Il Wwf ricorda che nel marzo 2018 l’Intergovernamental Science/Policy Platform on Biodiversity and Ecosystem Services (Ipbes) ha reso nota la valutazione sul degrado dei suoli (Land Degradation and Restoration Assessment) che «dimostra come oggi meno del 25% della superficie terrestre sia ancora in condizioni naturali e come nel 2050, continuando con gli attuali andamenti di sfruttamento senza invertire l’attuale tendenza, la percentuale della superficie delle terre emerse  in condizioni naturali si abbasserà al 10%. Oggi, il degrado dei suoli mina il benessere di circa 3,2 miliardi di persone nel mondo. Inoltre, nell’era moderna, le zone umide hanno perso l’87% della loro estensione. Il degrado dei terreni include anche la perdita delle foreste, un fenomeno che nelle zone temperate è stato rallentato dalle operazioni di riforestazione ma che è andato accelerandosi nelle foreste tropicali.
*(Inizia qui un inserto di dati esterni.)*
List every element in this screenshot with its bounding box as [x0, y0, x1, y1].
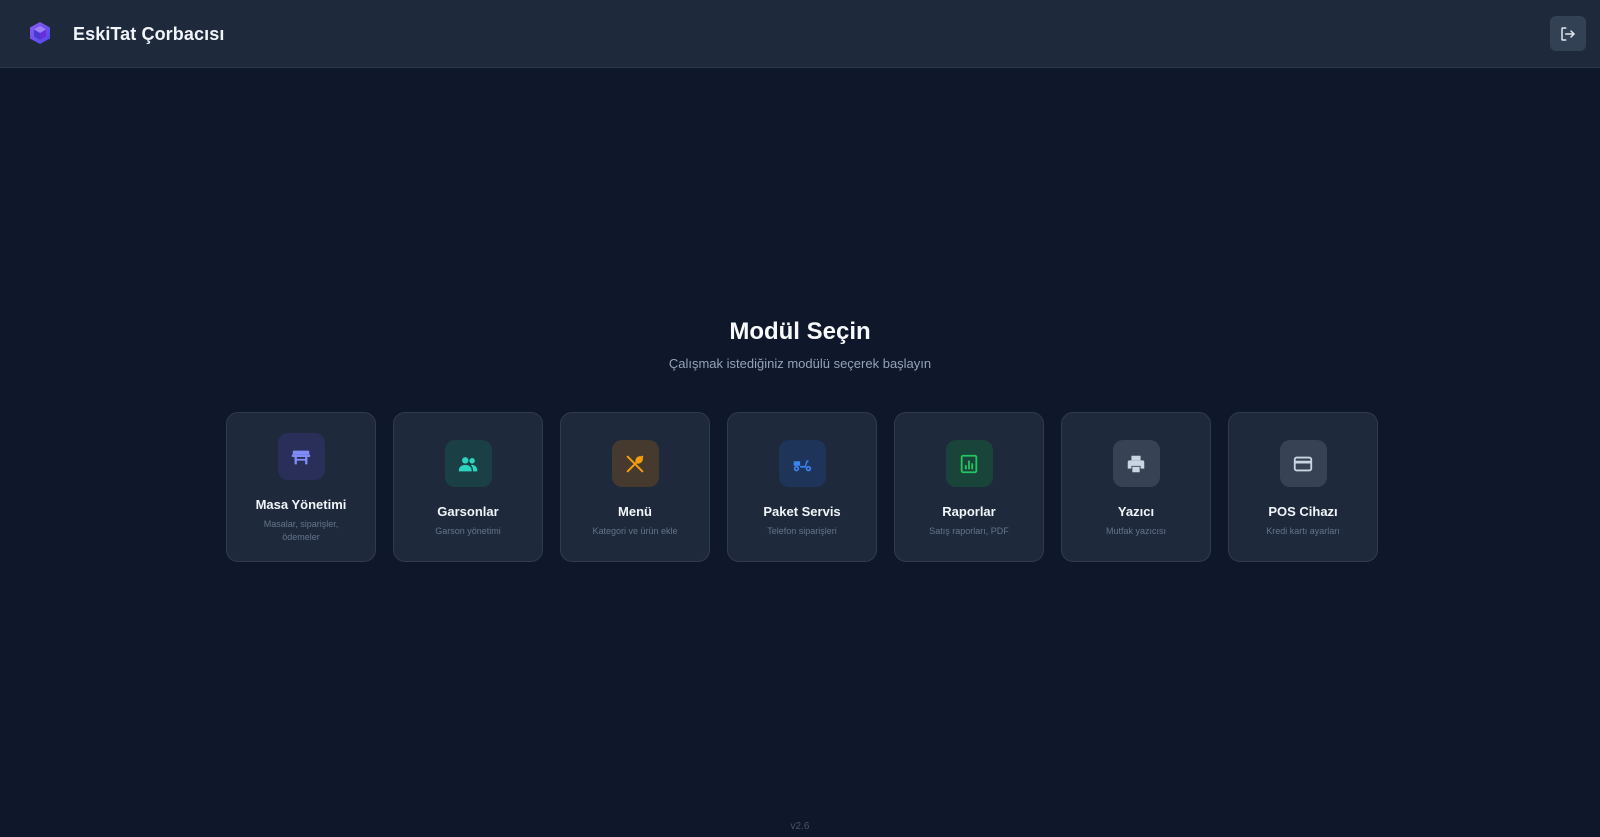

Un’analisi in 46 Paesi in area tropicale e subtropicale ha dimostrato che l’agricoltura commerciale su larga scala e l’agricoltura di sussistenza sono state responsabili rispettivamente di circa il 40% e il 33% della conversione forestale tra il 2000 e il 2010. Il 27% della deforestazione è stata causata dalla crescita urbana, dall’espansione delle infrastrutture e dalle attività minerarie. Questo degrado esercita numerosi impatti sulle specie, sulla qualità degli habitat e sul funzionamento degli ecosistemi».
Ma è possibile invertire la curva della perdita di biodiversità? Il WWf è convinto di sì: «La biodiversità costituisce l’infrastruttura che sostiene tutta la vita sulla Terra. I sistemi naturali e i cicli biogeochimici che la diversità biologica genera consentono un funzionamento stabile dell’atmosfera, degli oceani, delle foreste, dei vari territori e dei bacini idrici. Essi costituiscono i prerequisiti per l’esistenza di una moderna e prospera società umana, capace di continuare a vivere bene nel corso del tempo. Da ora al 2020 abbiamo un’unica finestra di opportunità per formulare una visione di positivo rapporto tra l’umanità e la natura. La Convenzione della Diversità Biologica sta individuando i nuovi obiettivi e i target per il futuro. Questi, insieme agli Obiettivi di Sviluppo Sostenibile (SDGs), possono diventare la chiave per un contesto di protezione concreta e di efficacia nella tutela della natura e della biodiversità».

La presidente del Wwf Italia, Donatella Bianche, conclude: «In appena 50 anni il 20% della superficie delle foreste dell’Amazzonia è scomparsa mentre gli ambienti marini del mondo hanno perso quasi la metà dei coralli negli ultimi 30 anni. Il Living Planet Report 2018 richiama ad un impegno deciso per invertire la tendenza negativa della perdita della biodiversità. Il mondo ha bisogno di una Roadmap dal 2020 al 2050 con obiettivi chiari e ben definiti, di un set di azioni credibili per ripristinare i sistemi naturali e ristabilire un livello capace di dare benessere e prosperità all’umanità. Per ottenere risultati è necessario intervenire subito già dalla 14° Conferenza delle Parti della Convenzione sulla Diversità Biologica (CBD, Convention on Biological Diversity, che avrà luogo in Egitto) nel prossimo novembre. E’ fondamentale un accordo globale, ambizioso ed efficace per la natura e la biodiversità, come è avvenuto per il cambiamento climatico in occasione della Conferenza di Parigi nel 2015».